Centenária nasceu em 1911, na zona rural de Muniz Freire, e mantém até hoje hábitos simples, fé e participação ativa na rotina familiar
Chegar aos 100 anos já é um feito raro. No Espírito Santo, Dona Alvarina Campos foi além. No dia 3 de janeiro, a moradora de Muniz Freire completou 115 anos de vida, mantendo-se lúcida, ativa e cercada pela família, tornando-se um símbolo de longevidade e resistência no Sul do Estado.
Nascida em 1911, no distrito de Piaçu, zona rural de Muniz Freire, Alvarina atravessou mais de um século de transformações sociais, culturais e religiosas. Criada em um período marcado pela dureza do trabalho no campo, construiu uma trajetória baseada na simplicidade, na fé e no esforço diário.
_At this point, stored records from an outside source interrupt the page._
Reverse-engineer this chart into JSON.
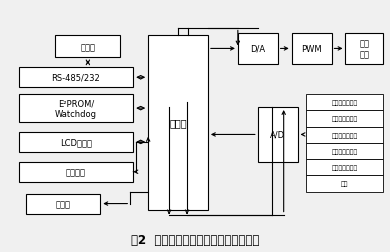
{
  "title": "图2  基于单片机的开关电源原理结构图",
  "title_fontsize": 8.5,
  "bg_color": "#f0f0f0",
  "sensor_labels": [
    "输出电压模拟量",
    "输出电压状态量",
    "输出电流模拟量",
    "输出电流状态量",
    "输入电流状态量",
    "温度"
  ],
  "font_size": 6.0,
  "line_color": "#000000"
}
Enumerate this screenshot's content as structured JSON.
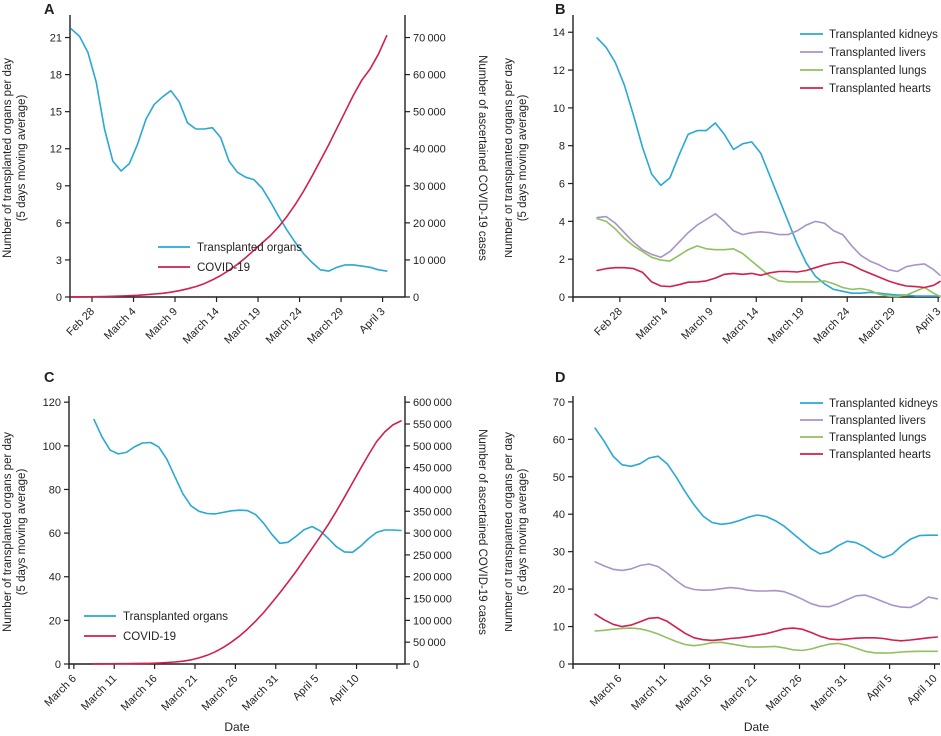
{
  "figure": {
    "description": "Four-panel line figure of transplanted organs per day and ascertained COVID-19 cases",
    "panel_letters": [
      "A",
      "B",
      "C",
      "D"
    ]
  },
  "colors": {
    "axis": "#231F20",
    "transplanted_organs": "#2AA8D5",
    "covid": "#D21F4C",
    "kidneys": "#2AA8D5",
    "livers": "#A893C9",
    "lungs": "#90C05F",
    "hearts": "#D21F4C"
  },
  "labels": {
    "y_left_line1": "Number of transplanted organs per day",
    "y_left_line2": "(5 days moving average)",
    "y_right": "Number of ascertained COVID-19 cases",
    "x_axis": "Date"
  },
  "chart_data": {
    "type": "line",
    "panels": [
      {
        "id": "A",
        "letter": "A",
        "x_tick_labels": [
          "Feb 28",
          "March 4",
          "March 9",
          "March 14",
          "March 19",
          "March 24",
          "March 29",
          "April 3"
        ],
        "x_tick_positions": [
          0,
          5,
          10,
          15,
          20,
          25,
          30,
          35
        ],
        "x_domain": [
          -2.65,
          37.7
        ],
        "xlabel": "",
        "ylabel_right": "Number of ascertained COVID-19 cases",
        "y_left": {
          "lim": [
            0,
            22.5
          ],
          "ticks": [
            0,
            3,
            6,
            9,
            12,
            15,
            18,
            21
          ],
          "labels": [
            "0",
            "3",
            "6",
            "9",
            "12",
            "15",
            "18",
            "21"
          ]
        },
        "y_right": {
          "lim": [
            0,
            75000
          ],
          "ticks": [
            0,
            10000,
            20000,
            30000,
            40000,
            50000,
            60000,
            70000
          ],
          "labels": [
            "0",
            "10 000",
            "20 000",
            "30 000",
            "40 000",
            "50 000",
            "60 000",
            "70 000"
          ]
        },
        "series": [
          {
            "name": "Transplanted organs",
            "color_key": "transplanted_organs",
            "axis": "left",
            "start_day": -2.5,
            "values": [
              21.7,
              21.1,
              19.8,
              17.4,
              13.6,
              11.0,
              10.2,
              10.8,
              12.4,
              14.4,
              15.6,
              16.2,
              16.7,
              15.8,
              14.1,
              13.6,
              13.6,
              13.7,
              12.9,
              11.0,
              10.1,
              9.7,
              9.5,
              8.8,
              7.7,
              6.5,
              5.4,
              4.4,
              3.5,
              2.8,
              2.2,
              2.1,
              2.4,
              2.6,
              2.6,
              2.5,
              2.4,
              2.2,
              2.1
            ]
          },
          {
            "name": "COVID-19",
            "color_key": "covid",
            "axis": "right",
            "start_day": -2.5,
            "values": [
              20,
              35,
              60,
              90,
              130,
              190,
              260,
              350,
              470,
              620,
              800,
              1000,
              1300,
              1700,
              2200,
              2800,
              3600,
              4600,
              5800,
              7200,
              8800,
              10600,
              12600,
              14600,
              16600,
              19000,
              21800,
              25000,
              28600,
              32600,
              36800,
              41000,
              45500,
              50000,
              54500,
              58500,
              61500,
              65500,
              70500
            ]
          }
        ]
      },
      {
        "id": "B",
        "letter": "B",
        "x_tick_labels": [
          "Feb 28",
          "March 4",
          "March 9",
          "March 14",
          "March 19",
          "March 24",
          "March 29",
          "April 3"
        ],
        "x_tick_positions": [
          0,
          5,
          10,
          15,
          20,
          25,
          30,
          35
        ],
        "x_domain": [
          -5.15,
          35.2
        ],
        "xlabel": "",
        "y_left": {
          "lim": [
            0,
            14.7
          ],
          "ticks": [
            0,
            2,
            4,
            6,
            8,
            10,
            12,
            14
          ],
          "labels": [
            "0",
            "2",
            "4",
            "6",
            "8",
            "10",
            "12",
            "14"
          ]
        },
        "series": [
          {
            "name": "Transplanted kidneys",
            "color_key": "kidneys",
            "axis": "left",
            "start_day": -2.5,
            "values": [
              13.7,
              13.2,
              12.4,
              11.2,
              9.6,
              7.9,
              6.5,
              5.9,
              6.3,
              7.5,
              8.6,
              8.8,
              8.8,
              9.2,
              8.6,
              7.8,
              8.1,
              8.2,
              7.6,
              6.4,
              5.2,
              4.0,
              2.8,
              1.8,
              1.1,
              0.7,
              0.4,
              0.3,
              0.2,
              0.2,
              0.25,
              0.2,
              0.15,
              0.1,
              0.1,
              0.05,
              0.05,
              0.05,
              0.05
            ]
          },
          {
            "name": "Transplanted livers",
            "color_key": "livers",
            "axis": "left",
            "start_day": -2.5,
            "values": [
              4.2,
              4.25,
              3.9,
              3.4,
              2.9,
              2.5,
              2.25,
              2.1,
              2.4,
              2.9,
              3.4,
              3.8,
              4.1,
              4.4,
              4.0,
              3.5,
              3.3,
              3.4,
              3.45,
              3.4,
              3.3,
              3.3,
              3.5,
              3.8,
              4.0,
              3.9,
              3.5,
              3.3,
              2.7,
              2.2,
              1.9,
              1.7,
              1.45,
              1.35,
              1.6,
              1.7,
              1.75,
              1.45,
              1.15
            ]
          },
          {
            "name": "Transplanted lungs",
            "color_key": "lungs",
            "axis": "left",
            "start_day": -2.5,
            "values": [
              4.15,
              4.0,
              3.6,
              3.1,
              2.7,
              2.4,
              2.1,
              1.95,
              1.9,
              2.2,
              2.5,
              2.7,
              2.55,
              2.5,
              2.5,
              2.55,
              2.3,
              1.9,
              1.5,
              1.1,
              0.85,
              0.8,
              0.8,
              0.8,
              0.8,
              0.85,
              0.7,
              0.5,
              0.4,
              0.45,
              0.35,
              0.15,
              0.05,
              0.02,
              0.1,
              0.3,
              0.5,
              0.2,
              0.02
            ]
          },
          {
            "name": "Transplanted hearts",
            "color_key": "hearts",
            "axis": "left",
            "start_day": -2.5,
            "values": [
              1.4,
              1.5,
              1.55,
              1.55,
              1.5,
              1.3,
              0.8,
              0.58,
              0.55,
              0.65,
              0.78,
              0.8,
              0.85,
              1.0,
              1.2,
              1.25,
              1.2,
              1.25,
              1.15,
              1.28,
              1.35,
              1.35,
              1.32,
              1.4,
              1.55,
              1.7,
              1.8,
              1.85,
              1.7,
              1.45,
              1.25,
              1.05,
              0.85,
              0.7,
              0.58,
              0.55,
              0.5,
              0.62,
              0.82
            ]
          }
        ]
      },
      {
        "id": "C",
        "letter": "C",
        "x_tick_labels": [
          "March 6",
          "March 11",
          "March 16",
          "March 21",
          "March 26",
          "March 31",
          "April 5",
          "April 10",
          ""
        ],
        "x_tick_positions": [
          0,
          5,
          10,
          15,
          20,
          25,
          30,
          35,
          40
        ],
        "x_domain": [
          -0.6,
          41.0
        ],
        "xlabel": "Date",
        "ylabel_right": "Number of ascertained COVID-19 cases",
        "y_left": {
          "lim": [
            0,
            121
          ],
          "ticks": [
            0,
            20,
            40,
            60,
            80,
            100,
            120
          ],
          "labels": [
            "0",
            "20",
            "40",
            "60",
            "80",
            "100",
            "120"
          ]
        },
        "y_right": {
          "lim": [
            0,
            605000
          ],
          "ticks": [
            0,
            50000,
            100000,
            150000,
            200000,
            250000,
            300000,
            350000,
            400000,
            450000,
            500000,
            550000,
            600000
          ],
          "labels": [
            "0",
            "50 000",
            "100 000",
            "150 000",
            "200 000",
            "250 000",
            "300 000",
            "350 000",
            "400 000",
            "450 000",
            "500 000",
            "550 000",
            "600 000"
          ]
        },
        "series": [
          {
            "name": "Transplanted organs",
            "color_key": "transplanted_organs",
            "axis": "left",
            "start_day": 2.5,
            "values": [
              112,
              104,
              98,
              96.3,
              97,
              99.5,
              101.3,
              101.5,
              99.5,
              94,
              86,
              78,
              72.5,
              70,
              69,
              68.8,
              69.5,
              70.2,
              70.5,
              70.3,
              68.5,
              64.5,
              59.5,
              55.3,
              55.8,
              58.5,
              61.5,
              63,
              61,
              57.5,
              53.8,
              51.4,
              51.2,
              54,
              57.5,
              60.3,
              61.4,
              61.4,
              61.2
            ]
          },
          {
            "name": "COVID-19",
            "color_key": "covid",
            "axis": "right",
            "start_day": 2.5,
            "values": [
              300,
              400,
              500,
              650,
              800,
              1000,
              1300,
              1700,
              2300,
              3200,
              4500,
              6500,
              9500,
              14000,
              20000,
              28000,
              38000,
              50000,
              64000,
              80000,
              98000,
              118000,
              140000,
              163000,
              187000,
              212000,
              238000,
              265000,
              292000,
              320000,
              350000,
              382000,
              415000,
              448000,
              480000,
              510000,
              532000,
              548000,
              557000
            ]
          }
        ]
      },
      {
        "id": "D",
        "letter": "D",
        "x_tick_labels": [
          "March 6",
          "March 11",
          "March 16",
          "March 21",
          "March 26",
          "March 31",
          "April 5",
          "April 10"
        ],
        "x_tick_positions": [
          0,
          5,
          10,
          15,
          20,
          25,
          30,
          35
        ],
        "x_domain": [
          -5.15,
          35.6
        ],
        "xlabel": "Date",
        "y_left": {
          "lim": [
            0,
            70.5
          ],
          "ticks": [
            0,
            10,
            20,
            30,
            40,
            50,
            60,
            70
          ],
          "labels": [
            "0",
            "10",
            "20",
            "30",
            "40",
            "50",
            "60",
            "70"
          ]
        },
        "series": [
          {
            "name": "Transplanted kidneys",
            "color_key": "kidneys",
            "axis": "left",
            "start_day": -2.7,
            "values": [
              63,
              59.5,
              55.5,
              53.2,
              52.8,
              53.5,
              55,
              55.5,
              53.5,
              50,
              46,
              42.5,
              39.5,
              37.8,
              37.3,
              37.6,
              38.3,
              39.2,
              39.8,
              39.4,
              38.3,
              36.8,
              34.8,
              32.8,
              30.8,
              29.4,
              30,
              31.6,
              32.8,
              32.4,
              31.2,
              29.6,
              28.4,
              29.3,
              31.5,
              33.3,
              34.3,
              34.4,
              34.4
            ]
          },
          {
            "name": "Transplanted livers",
            "color_key": "livers",
            "axis": "left",
            "start_day": -2.7,
            "values": [
              27.3,
              26.2,
              25.3,
              25,
              25.4,
              26.3,
              26.7,
              26,
              24.3,
              22.3,
              20.6,
              19.9,
              19.7,
              19.8,
              20.1,
              20.4,
              20.2,
              19.7,
              19.5,
              19.5,
              19.6,
              19.3,
              18.4,
              17.3,
              16.1,
              15.4,
              15.3,
              16.1,
              17.2,
              18.2,
              18.4,
              17.6,
              16.6,
              15.7,
              15.2,
              15.1,
              16.2,
              17.9,
              17.4
            ]
          },
          {
            "name": "Transplanted lungs",
            "color_key": "lungs",
            "axis": "left",
            "start_day": -2.7,
            "values": [
              8.8,
              9,
              9.3,
              9.5,
              9.6,
              9.4,
              8.8,
              8,
              7,
              6,
              5.2,
              4.9,
              5.2,
              5.7,
              5.8,
              5.4,
              5,
              4.6,
              4.5,
              4.6,
              4.7,
              4.3,
              3.8,
              3.6,
              4,
              4.7,
              5.3,
              5.5,
              5,
              4.2,
              3.4,
              3,
              2.9,
              3,
              3.2,
              3.3,
              3.4,
              3.4,
              3.4
            ]
          },
          {
            "name": "Transplanted hearts",
            "color_key": "hearts",
            "axis": "left",
            "start_day": -2.7,
            "values": [
              13.3,
              11.8,
              10.6,
              10,
              10.4,
              11.3,
              12.2,
              12.4,
              11.4,
              9.8,
              8.2,
              7,
              6.5,
              6.3,
              6.5,
              6.8,
              7,
              7.3,
              7.7,
              8.1,
              8.7,
              9.4,
              9.6,
              9.3,
              8.4,
              7.4,
              6.7,
              6.5,
              6.7,
              6.9,
              7,
              7,
              6.8,
              6.4,
              6.2,
              6.4,
              6.7,
              7,
              7.2
            ]
          }
        ]
      }
    ]
  }
}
Vida dedicada ao trabalho no campo
Carinhosamente chamada de Nina, ela cresceu ajudando a mãe e as irmãs nas tarefas da roça. Desde cedo, aprendeu a lidar com as dificuldades impostas pela vida rural. Mãe solteira, fez história ao criar a filha de forma independente em uma época em que poucas mulheres tinham essa autonomia.
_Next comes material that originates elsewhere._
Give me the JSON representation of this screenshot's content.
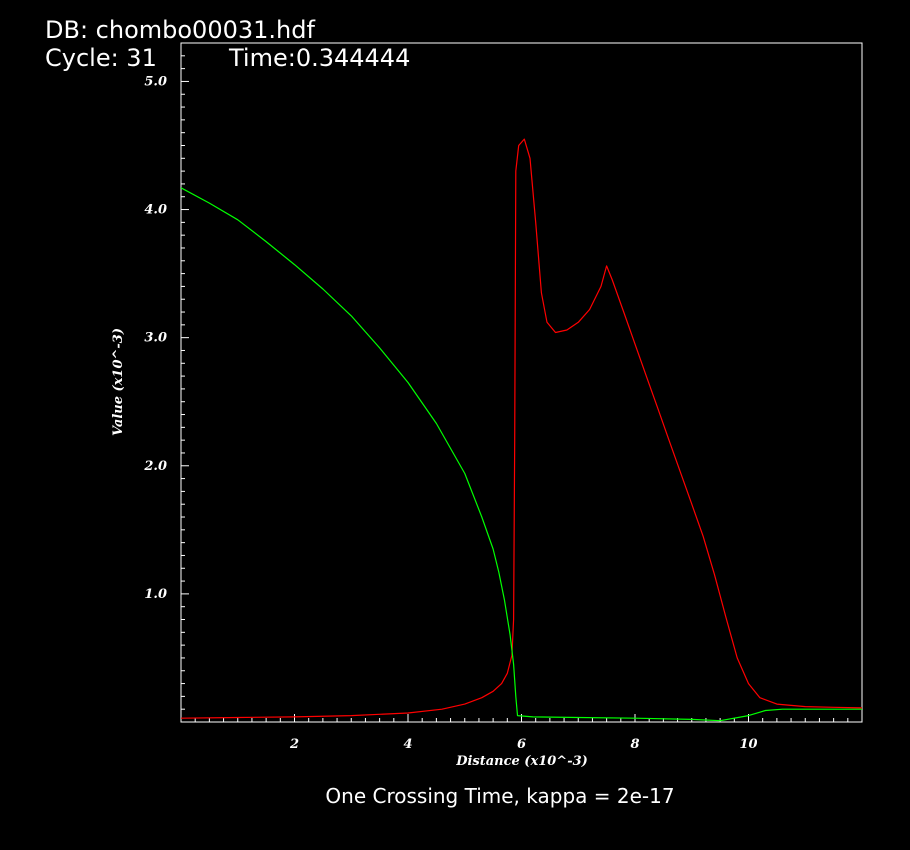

Durante décadas, trabalhou como lavradora nas lavouras de café da região e caminhava cerca de quatro quilômetros por dia para garantir o sustento da família. Mesmo sem acesso à educação formal, adquiriu ao longo da vida uma sabedoria prática que hoje impressiona familiares e visitantes.
Atualmente, Dona Alvarina vive no terreiro do neto, Luiz Campos Gomes, de 54 anos, na comunidade Cristo Rei, em Assunção, distrito de Alto Norte. Aos 115 anos, continua participativa na rotina da casa, acompanhando o dia a dia da família e mantendo sua presença como matriarca.
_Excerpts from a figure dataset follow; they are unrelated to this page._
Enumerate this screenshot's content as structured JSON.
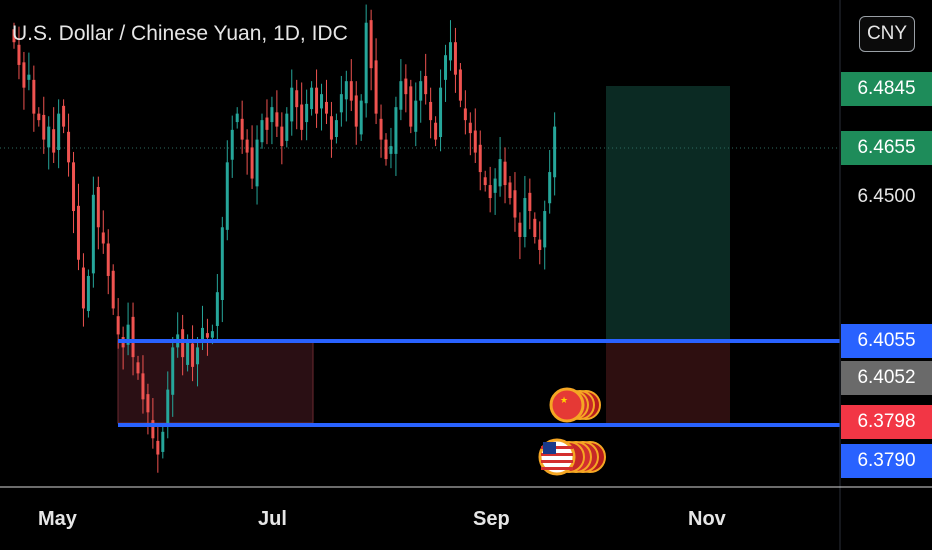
{
  "header": {
    "title": "U.S. Dollar / Chinese Yuan, 1D, IDC",
    "currency_button": "CNY"
  },
  "price_axis": {
    "tags": [
      {
        "label": "6.4845",
        "style": "target",
        "color": "#1e8c5a"
      },
      {
        "label": "6.4655",
        "style": "last",
        "color": "#1e8c5a"
      },
      {
        "label": "6.4500",
        "style": "plain",
        "color": ""
      },
      {
        "label": "6.4055",
        "style": "line",
        "color": "#2962ff"
      },
      {
        "label": "6.4052",
        "style": "entry",
        "color": "#6a6a6a"
      },
      {
        "label": "6.3798",
        "style": "stop",
        "color": "#f23645"
      },
      {
        "label": "6.3790",
        "style": "line",
        "color": "#2962ff"
      }
    ]
  },
  "time_axis": {
    "labels": [
      "May",
      "Jul",
      "Sep",
      "Nov"
    ]
  },
  "event_icons": [
    "china-flag-icon",
    "us-flag-icon"
  ],
  "colors": {
    "up": "#26a69a",
    "down": "#ef5350",
    "support_line": "#2962ff",
    "zone_fill": "#2a0f14",
    "target_fill": "#0b2a23"
  },
  "chart_data": {
    "type": "candlestick",
    "title": "U.S. Dollar / Chinese Yuan, 1D, IDC",
    "symbol": "USD/CNY",
    "x_labels": [
      "May",
      "Jul",
      "Sep",
      "Nov"
    ],
    "ylim": [
      6.355,
      6.505
    ],
    "horizontal_lines": [
      6.4055,
      6.379
    ],
    "last_price": 6.4655,
    "position": {
      "type": "long",
      "entry": 6.4052,
      "target": 6.4845,
      "stop": 6.3798
    },
    "closes": [
      6.492,
      6.485,
      6.478,
      6.482,
      6.47,
      6.468,
      6.462,
      6.466,
      6.458,
      6.47,
      6.466,
      6.455,
      6.44,
      6.425,
      6.41,
      6.42,
      6.445,
      6.435,
      6.43,
      6.42,
      6.41,
      6.402,
      6.398,
      6.405,
      6.395,
      6.39,
      6.382,
      6.378,
      6.37,
      6.365,
      6.372,
      6.385,
      6.398,
      6.402,
      6.395,
      6.4,
      6.392,
      6.398,
      6.404,
      6.401,
      6.403,
      6.415,
      6.435,
      6.455,
      6.465,
      6.47,
      6.462,
      6.458,
      6.45,
      6.462,
      6.468,
      6.465,
      6.472,
      6.466,
      6.46,
      6.47,
      6.478,
      6.472,
      6.465,
      6.473,
      6.478,
      6.47,
      6.476,
      6.47,
      6.462,
      6.468,
      6.476,
      6.48,
      6.474,
      6.466,
      6.474,
      6.498,
      6.484,
      6.47,
      6.462,
      6.456,
      6.46,
      6.472,
      6.48,
      6.476,
      6.466,
      6.474,
      6.48,
      6.476,
      6.468,
      6.462,
      6.478,
      6.488,
      6.492,
      6.482,
      6.474,
      6.468,
      6.464,
      6.458,
      6.452,
      6.448,
      6.444,
      6.45,
      6.456,
      6.448,
      6.444,
      6.438,
      6.432,
      6.444,
      6.44,
      6.432,
      6.428,
      6.44,
      6.452,
      6.466
    ]
  }
}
Ela é mãe de uma filha, avó de nove netos, bisavó de oito e tataravó de 13 pessoas.
Alimentação simples e rotina ativa
Para a família, o segredo da longevidade de Dona Alvarina está nos hábitos simples. Segundo o neto Luiz Campos Gomes, a avó sempre manteve uma rotina ativa e uma alimentação natural.
“Ela sempre foi muito ativa. Ajuda em quase tudo em casa, só não cozinha mais por precaução. Gosta de comida simples, como canjiquinha, polenta, taioba e serralha. Acredito que a alimentação natural seja um dos segredos da longevidade dela”, afirma.
A centenária sempre consumiu alimentos cultivados pela própria família, livres de agrotóxicos. Ao longo da vida, plantou, colheu e preparou seus próprios alimentos, mantendo uma relação direta com a terra.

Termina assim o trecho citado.